日時:2025年5月9日(金)16:30~17:30
場所:さくらキャンパス3号館402号室
講師:藤田 諒先生

 

第32回スポーツ健康医科学研究所セミナーは、筑波大学医療系トランスボーダー医学研究所センター再生医学分野の藤田諒先生をお招きしました。骨格筋は遅筋 (TypeⅠ) と速筋 (Type II) に大別され、速筋はさらに発現するミオシン重鎖の種類によってType IIa、IIx、IIbに分類されます。これらの筋線維タイプは老化等に伴い変化することが報告されていますが、筋線維タイプを制御する主要な転写因子(遺伝子の発現を調節するためのタンパク質)が同定されていないことから、筋線維タイプとサルコペニアや個体老化との関係は未だ明らかではありません。

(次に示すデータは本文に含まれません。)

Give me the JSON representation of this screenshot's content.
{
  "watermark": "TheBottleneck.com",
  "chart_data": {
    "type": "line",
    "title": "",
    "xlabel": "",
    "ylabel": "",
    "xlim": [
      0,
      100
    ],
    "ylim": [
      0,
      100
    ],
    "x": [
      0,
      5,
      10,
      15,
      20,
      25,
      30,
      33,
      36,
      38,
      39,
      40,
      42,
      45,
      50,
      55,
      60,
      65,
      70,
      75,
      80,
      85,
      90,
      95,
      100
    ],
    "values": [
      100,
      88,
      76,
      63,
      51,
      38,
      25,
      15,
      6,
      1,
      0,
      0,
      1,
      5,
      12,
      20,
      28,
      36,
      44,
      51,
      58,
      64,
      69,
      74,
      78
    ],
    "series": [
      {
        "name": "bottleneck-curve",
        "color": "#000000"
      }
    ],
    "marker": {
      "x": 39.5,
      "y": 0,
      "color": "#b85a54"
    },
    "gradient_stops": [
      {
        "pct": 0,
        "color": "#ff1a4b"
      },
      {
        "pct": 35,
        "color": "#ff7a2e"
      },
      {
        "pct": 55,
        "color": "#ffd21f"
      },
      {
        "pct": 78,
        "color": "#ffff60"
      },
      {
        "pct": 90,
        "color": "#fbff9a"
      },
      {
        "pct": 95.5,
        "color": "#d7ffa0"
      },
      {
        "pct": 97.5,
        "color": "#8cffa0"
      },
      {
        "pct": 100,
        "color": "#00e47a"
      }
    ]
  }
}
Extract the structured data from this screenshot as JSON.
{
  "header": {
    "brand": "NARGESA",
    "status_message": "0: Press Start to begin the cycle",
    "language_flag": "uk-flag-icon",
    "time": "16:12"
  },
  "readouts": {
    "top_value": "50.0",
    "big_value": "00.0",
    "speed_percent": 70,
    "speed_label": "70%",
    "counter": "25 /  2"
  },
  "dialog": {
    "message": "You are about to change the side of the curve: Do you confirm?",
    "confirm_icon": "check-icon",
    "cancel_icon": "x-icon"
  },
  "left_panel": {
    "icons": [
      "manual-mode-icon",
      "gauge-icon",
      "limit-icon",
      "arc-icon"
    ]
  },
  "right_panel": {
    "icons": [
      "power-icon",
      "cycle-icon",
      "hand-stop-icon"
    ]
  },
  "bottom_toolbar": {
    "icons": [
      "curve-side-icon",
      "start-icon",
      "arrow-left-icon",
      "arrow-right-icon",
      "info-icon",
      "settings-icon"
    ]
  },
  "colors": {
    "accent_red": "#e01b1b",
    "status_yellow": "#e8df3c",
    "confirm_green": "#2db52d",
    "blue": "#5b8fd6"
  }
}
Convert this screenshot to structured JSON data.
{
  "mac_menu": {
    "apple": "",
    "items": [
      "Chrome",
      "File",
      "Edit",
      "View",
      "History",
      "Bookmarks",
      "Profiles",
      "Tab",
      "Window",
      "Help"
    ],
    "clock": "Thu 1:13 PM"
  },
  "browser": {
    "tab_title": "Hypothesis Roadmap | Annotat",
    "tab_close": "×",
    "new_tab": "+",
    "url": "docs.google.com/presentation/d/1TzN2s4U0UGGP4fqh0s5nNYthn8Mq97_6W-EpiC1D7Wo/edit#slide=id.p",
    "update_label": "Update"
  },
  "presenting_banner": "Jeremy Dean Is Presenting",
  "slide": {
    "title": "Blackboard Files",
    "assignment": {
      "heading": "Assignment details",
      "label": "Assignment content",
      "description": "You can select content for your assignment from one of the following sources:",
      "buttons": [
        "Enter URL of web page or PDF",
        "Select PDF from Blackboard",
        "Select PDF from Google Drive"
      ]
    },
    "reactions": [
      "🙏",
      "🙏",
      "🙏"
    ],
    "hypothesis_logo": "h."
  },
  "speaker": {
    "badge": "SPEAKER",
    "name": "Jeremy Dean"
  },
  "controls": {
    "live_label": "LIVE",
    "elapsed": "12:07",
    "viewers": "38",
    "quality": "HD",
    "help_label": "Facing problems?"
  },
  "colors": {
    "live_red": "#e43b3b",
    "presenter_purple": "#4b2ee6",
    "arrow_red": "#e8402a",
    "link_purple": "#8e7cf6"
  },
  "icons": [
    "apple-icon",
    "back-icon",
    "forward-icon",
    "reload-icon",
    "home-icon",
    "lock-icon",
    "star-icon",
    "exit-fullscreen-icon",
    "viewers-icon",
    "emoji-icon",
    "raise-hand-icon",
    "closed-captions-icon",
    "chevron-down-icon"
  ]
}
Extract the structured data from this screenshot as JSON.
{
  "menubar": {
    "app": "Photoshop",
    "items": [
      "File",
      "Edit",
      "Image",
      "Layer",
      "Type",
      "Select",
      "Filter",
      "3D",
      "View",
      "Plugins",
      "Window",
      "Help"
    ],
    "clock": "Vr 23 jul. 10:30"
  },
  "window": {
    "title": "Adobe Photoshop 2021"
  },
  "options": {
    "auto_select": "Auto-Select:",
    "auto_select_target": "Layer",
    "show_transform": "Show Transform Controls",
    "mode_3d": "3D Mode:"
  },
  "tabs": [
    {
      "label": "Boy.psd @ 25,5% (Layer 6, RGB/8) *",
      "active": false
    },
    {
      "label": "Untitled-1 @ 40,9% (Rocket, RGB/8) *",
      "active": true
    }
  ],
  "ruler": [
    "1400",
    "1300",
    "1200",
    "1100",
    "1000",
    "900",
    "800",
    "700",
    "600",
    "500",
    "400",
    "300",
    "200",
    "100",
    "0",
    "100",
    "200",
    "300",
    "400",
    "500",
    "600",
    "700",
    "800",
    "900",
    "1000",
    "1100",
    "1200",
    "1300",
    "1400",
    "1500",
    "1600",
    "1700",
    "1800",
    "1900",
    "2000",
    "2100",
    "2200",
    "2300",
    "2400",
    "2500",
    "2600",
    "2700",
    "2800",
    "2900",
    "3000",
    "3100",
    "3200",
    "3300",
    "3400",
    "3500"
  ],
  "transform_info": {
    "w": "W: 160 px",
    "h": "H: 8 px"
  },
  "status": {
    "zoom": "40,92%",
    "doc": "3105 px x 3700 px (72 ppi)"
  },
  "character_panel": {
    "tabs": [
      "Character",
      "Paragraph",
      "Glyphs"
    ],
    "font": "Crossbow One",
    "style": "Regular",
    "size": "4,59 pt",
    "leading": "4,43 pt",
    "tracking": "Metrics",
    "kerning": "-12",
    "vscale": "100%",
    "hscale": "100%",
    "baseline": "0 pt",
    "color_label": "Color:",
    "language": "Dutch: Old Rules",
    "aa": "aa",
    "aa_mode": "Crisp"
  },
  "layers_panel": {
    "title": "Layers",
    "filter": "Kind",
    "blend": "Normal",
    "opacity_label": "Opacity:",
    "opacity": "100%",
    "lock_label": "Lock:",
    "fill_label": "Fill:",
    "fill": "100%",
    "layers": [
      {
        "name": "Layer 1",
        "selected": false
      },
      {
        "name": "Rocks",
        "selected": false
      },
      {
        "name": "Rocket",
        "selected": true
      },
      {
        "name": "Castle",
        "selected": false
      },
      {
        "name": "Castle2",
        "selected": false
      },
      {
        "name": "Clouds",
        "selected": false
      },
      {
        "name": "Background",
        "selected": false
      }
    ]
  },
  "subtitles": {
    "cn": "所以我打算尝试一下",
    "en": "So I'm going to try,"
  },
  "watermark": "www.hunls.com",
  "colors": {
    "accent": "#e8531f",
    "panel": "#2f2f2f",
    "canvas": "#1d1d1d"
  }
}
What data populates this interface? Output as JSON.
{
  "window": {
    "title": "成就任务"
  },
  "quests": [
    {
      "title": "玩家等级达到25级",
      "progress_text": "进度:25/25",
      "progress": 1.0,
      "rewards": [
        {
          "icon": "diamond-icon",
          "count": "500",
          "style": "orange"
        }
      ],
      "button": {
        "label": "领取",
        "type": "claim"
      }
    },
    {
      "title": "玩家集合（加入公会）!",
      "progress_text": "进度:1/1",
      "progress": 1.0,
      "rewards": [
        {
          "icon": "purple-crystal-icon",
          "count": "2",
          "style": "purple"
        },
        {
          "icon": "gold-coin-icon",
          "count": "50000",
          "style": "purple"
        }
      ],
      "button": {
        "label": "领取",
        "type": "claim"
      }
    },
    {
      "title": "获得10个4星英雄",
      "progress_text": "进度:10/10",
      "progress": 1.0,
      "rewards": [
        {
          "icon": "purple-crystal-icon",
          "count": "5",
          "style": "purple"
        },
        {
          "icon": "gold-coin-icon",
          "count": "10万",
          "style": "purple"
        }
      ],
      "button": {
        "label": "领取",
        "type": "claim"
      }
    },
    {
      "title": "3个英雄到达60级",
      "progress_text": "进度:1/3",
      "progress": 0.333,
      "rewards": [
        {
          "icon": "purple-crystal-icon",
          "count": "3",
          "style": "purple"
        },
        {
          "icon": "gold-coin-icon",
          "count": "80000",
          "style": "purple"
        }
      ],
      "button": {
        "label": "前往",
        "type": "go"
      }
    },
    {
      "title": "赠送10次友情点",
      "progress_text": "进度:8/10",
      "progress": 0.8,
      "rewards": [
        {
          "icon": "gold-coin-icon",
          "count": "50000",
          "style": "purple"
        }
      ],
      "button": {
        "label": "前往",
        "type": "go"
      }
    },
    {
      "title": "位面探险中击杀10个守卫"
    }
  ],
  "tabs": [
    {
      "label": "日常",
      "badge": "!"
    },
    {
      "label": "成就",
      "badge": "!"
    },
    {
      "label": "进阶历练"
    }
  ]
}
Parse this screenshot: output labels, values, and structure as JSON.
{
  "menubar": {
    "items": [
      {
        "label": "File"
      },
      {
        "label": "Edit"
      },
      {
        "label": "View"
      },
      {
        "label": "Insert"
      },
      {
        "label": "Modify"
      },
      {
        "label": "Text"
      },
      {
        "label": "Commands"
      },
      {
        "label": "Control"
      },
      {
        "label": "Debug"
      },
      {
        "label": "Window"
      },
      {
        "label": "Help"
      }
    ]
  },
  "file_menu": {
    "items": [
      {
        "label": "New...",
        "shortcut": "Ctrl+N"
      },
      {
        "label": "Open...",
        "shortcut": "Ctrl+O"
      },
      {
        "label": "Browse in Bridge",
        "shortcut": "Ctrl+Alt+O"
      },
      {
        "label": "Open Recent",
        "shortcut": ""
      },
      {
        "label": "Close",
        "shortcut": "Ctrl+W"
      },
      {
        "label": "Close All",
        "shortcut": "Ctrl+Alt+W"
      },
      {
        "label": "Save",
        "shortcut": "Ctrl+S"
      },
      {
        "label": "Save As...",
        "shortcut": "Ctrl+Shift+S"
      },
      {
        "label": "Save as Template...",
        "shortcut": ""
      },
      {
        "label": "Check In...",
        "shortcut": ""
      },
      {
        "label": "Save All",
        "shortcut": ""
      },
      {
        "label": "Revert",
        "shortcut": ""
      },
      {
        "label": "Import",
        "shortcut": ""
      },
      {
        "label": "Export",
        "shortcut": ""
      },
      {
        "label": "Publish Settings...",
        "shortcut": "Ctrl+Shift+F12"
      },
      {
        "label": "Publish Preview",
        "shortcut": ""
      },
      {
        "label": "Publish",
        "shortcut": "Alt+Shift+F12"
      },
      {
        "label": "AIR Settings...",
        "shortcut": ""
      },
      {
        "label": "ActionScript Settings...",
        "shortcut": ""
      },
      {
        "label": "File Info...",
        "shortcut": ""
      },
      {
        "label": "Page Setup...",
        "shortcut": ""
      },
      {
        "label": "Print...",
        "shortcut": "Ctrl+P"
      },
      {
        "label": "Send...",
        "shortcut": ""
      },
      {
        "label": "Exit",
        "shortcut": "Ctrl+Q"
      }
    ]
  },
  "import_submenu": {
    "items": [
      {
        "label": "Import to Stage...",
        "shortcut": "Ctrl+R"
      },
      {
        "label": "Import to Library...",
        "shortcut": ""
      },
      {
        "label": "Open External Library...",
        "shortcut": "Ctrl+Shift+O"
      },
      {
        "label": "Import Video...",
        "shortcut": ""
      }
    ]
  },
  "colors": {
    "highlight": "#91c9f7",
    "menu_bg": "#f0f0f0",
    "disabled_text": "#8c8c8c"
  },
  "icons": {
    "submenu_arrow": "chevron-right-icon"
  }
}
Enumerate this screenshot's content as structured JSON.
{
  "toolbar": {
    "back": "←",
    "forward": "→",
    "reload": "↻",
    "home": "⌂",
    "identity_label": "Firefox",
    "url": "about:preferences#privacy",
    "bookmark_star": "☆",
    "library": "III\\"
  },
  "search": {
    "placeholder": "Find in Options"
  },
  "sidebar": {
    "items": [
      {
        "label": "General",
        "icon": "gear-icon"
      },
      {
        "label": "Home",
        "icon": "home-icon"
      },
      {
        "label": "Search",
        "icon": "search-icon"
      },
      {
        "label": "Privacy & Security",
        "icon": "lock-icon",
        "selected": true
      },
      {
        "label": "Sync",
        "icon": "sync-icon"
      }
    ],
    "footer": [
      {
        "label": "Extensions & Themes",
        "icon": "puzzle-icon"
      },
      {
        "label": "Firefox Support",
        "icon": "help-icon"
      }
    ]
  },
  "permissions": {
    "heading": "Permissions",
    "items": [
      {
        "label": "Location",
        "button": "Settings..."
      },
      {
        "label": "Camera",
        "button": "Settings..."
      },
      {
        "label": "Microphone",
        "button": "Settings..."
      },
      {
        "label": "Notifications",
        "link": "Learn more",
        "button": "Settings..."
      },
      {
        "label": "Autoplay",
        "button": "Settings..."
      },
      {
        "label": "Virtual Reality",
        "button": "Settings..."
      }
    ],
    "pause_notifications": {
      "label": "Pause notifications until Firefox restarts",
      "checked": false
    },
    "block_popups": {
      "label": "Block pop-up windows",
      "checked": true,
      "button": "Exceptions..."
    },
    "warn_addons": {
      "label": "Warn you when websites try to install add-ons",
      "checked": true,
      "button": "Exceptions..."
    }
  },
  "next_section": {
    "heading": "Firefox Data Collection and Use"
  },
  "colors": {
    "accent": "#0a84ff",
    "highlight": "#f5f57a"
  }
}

藤田先生の研究グループは、2023年に最も速筋特性が強いIIb筋線維を直接制御する因子、大Maf群転写因子を世界で初めて同定することに成功しました (Sadaki et al., 2023; Sadaki et al., 2024)。本セミナーでは、大Maf 群転写因子によるType IIb筋線維制御機構の発見に加え、種を超えた大Maf 群転写因子による筋線維タイプ制御機構の可能性などの未発表データも含めて解説していただきました。講演後の質疑応答では多くの質問が寄せられ、最後まで活発な議論が行われました。最先端の研究成果に直接ふれることができ、大変貴重な学びの機会となりました。
本セミナーには、教員、大学院生、学部生等、約30名が参加しました。